Penyimpangan-penyimpangan yang terjadi dalam kurun waktu ini antara lain
sebagai berikut:
Pembubaran DPR hasil pemilu 1955 melalui Penetapan Presiden Nomor 4
Tahun 1960 dibentuk DPRGR ( Dewan Perwakilan Rakyat Gotong Royong) yang anggotanya diangkat dan diberhentikan oleh presiden. Membentuk MPRS yang anggotanya diangkat dan diberhentikan oleh presiden. Membentuk DPA dan MA dengan penetapan presiden dan anggota-angotanya diangkat dan diberhentikan oleh presiden. Lembaga-lembaga negara, seperti yang disebutkan diatasdipimpin sendiri oleh presiden. Mengangkat presiden seumur hidup melalui Ketetapan MPRS No. II/MPRS/1963 dan Tapa MPRS No. III/MPRS/1963. Melalui Ketetapan MPRS No. I/MPRS/1963 Manifesto Politik dari presiden dijadikan GBHN. Hak buget DPR tidak berjalan karena pemerintah tidak mengajukan RUU APBN untuk mendapat persetujuan DPR sebelum berlakunya tahun anggaran yang bersangkutan. Karena DPR tidak menyetujui rancangan APBN yang diajukan presiden, maka DPR dibubarkan 1960. Menteri-menteri diperboiehkan menjabat sebagai ketua MPRS, DPR- GR.DPA, dan MA. MPRS dan DPR-GR seharusnya menjadi lembaga perwakilan rakyat yang tugasnya mengawasi jalannya pemerintahan, malah sebaliknya, yaitu tunduk kepada kebijksanaan presiden.

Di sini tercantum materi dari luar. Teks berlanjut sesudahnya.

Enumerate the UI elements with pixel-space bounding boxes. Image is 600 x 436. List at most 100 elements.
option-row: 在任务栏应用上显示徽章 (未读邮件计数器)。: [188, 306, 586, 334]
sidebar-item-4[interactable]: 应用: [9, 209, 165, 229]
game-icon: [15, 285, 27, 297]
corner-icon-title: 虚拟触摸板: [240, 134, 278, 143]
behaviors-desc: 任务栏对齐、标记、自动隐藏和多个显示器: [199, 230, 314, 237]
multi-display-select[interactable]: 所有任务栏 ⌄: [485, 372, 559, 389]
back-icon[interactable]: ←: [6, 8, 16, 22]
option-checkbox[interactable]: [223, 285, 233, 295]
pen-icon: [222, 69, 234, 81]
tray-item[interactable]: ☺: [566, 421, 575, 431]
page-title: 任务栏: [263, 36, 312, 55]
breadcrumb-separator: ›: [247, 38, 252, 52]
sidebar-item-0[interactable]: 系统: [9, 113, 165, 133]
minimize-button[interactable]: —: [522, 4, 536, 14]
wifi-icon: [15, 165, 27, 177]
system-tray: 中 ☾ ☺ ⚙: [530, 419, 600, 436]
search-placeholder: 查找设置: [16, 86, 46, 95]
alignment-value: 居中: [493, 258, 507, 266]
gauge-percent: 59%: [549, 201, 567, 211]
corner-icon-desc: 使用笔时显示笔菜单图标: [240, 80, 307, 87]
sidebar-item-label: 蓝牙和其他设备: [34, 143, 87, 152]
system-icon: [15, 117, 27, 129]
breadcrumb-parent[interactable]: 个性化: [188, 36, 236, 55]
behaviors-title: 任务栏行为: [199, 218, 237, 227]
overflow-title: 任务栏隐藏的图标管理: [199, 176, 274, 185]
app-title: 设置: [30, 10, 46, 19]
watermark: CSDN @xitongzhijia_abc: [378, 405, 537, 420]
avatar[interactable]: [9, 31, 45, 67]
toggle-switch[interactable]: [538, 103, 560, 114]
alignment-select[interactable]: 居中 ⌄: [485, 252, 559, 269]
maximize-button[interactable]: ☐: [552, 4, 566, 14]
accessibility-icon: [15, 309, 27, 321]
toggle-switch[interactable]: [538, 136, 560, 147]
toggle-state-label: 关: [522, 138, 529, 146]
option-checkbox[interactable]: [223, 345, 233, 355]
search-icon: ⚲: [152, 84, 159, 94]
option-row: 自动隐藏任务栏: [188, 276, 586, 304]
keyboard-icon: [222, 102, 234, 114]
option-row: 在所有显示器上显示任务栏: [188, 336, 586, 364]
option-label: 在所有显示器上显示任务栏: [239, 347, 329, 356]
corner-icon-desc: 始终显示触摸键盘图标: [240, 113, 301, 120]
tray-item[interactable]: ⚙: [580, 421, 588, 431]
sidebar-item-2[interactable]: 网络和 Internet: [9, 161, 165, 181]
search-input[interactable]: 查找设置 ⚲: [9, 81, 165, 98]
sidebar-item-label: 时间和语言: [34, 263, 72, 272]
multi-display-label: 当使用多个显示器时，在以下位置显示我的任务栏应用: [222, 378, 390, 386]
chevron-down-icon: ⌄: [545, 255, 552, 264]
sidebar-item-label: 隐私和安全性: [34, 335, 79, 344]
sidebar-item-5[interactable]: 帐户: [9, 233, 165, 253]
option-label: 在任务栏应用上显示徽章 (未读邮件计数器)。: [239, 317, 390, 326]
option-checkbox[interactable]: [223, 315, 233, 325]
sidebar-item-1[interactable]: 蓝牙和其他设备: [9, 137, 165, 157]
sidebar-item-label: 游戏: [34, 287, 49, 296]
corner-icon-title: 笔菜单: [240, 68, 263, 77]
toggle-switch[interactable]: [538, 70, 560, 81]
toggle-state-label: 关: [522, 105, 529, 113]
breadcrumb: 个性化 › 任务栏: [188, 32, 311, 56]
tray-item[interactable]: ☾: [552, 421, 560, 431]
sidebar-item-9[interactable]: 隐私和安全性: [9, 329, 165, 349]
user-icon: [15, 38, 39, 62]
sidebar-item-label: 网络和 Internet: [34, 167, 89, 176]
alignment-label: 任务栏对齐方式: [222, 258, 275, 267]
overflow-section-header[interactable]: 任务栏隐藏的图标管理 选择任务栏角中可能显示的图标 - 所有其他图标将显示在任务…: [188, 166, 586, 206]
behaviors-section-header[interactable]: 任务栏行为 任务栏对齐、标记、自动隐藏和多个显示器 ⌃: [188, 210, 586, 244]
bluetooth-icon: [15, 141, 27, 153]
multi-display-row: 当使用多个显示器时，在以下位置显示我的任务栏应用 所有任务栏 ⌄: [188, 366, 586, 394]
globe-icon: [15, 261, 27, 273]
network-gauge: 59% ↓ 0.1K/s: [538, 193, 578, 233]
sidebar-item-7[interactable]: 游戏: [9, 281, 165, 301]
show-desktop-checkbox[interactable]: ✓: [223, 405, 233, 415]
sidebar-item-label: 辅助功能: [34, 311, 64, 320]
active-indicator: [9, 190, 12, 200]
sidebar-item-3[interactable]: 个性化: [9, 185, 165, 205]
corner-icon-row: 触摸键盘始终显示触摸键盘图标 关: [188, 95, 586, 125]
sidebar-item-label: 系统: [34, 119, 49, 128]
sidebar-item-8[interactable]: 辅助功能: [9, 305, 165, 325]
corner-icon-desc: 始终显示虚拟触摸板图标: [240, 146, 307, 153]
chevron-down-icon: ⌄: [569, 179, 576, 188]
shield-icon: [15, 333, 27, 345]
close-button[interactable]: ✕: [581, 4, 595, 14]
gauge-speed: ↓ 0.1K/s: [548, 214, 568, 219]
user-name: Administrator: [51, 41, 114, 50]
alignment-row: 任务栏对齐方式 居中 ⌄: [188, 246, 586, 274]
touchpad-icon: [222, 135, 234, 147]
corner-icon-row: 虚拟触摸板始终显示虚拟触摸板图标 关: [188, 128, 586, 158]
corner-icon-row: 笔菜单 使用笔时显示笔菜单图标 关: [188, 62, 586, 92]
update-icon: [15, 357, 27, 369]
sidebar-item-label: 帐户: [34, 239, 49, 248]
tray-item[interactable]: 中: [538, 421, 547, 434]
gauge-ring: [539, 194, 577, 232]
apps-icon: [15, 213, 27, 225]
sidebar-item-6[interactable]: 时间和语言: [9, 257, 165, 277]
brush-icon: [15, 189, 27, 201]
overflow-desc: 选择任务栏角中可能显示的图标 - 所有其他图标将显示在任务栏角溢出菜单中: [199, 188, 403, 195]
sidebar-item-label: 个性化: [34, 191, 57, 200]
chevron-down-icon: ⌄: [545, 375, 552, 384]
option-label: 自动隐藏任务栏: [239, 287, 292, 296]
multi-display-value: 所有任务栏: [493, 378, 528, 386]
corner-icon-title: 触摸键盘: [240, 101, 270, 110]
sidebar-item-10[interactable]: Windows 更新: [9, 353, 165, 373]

Semuanya itu bertentangan dengan ketentuan-ketentuan Undang-Undang Dasar
1945. Puncak dari akibat memburuknya keadaan politik, keamanan, dan ekonomi, maka timbul pemberontakan G30S/PKI yang menurut catatan sejarah telah dua kali mengkhianati negara dan merencanakan coup d’etat (kudeta) terhadap negara Indonesia. Akan tetapi, pemberontakan ini dapat digagalkan berkat kerja sama ABRI dan seluruh rakyat Indonesia. Bertitik tolak dari sejarah masa lalu yang cukup memprihatinkan dan penyelewengan yang terjadi akibat belum dilaksanakannya Pancasila dan Undang- Undang Dasar 1945, maka timbul kesadaran untuk melahirkan Orde Baru yang bertekad untuk melaksanakan Pancasila dan Undang-Undang Dasar 1945 secra murni dan konsekuen.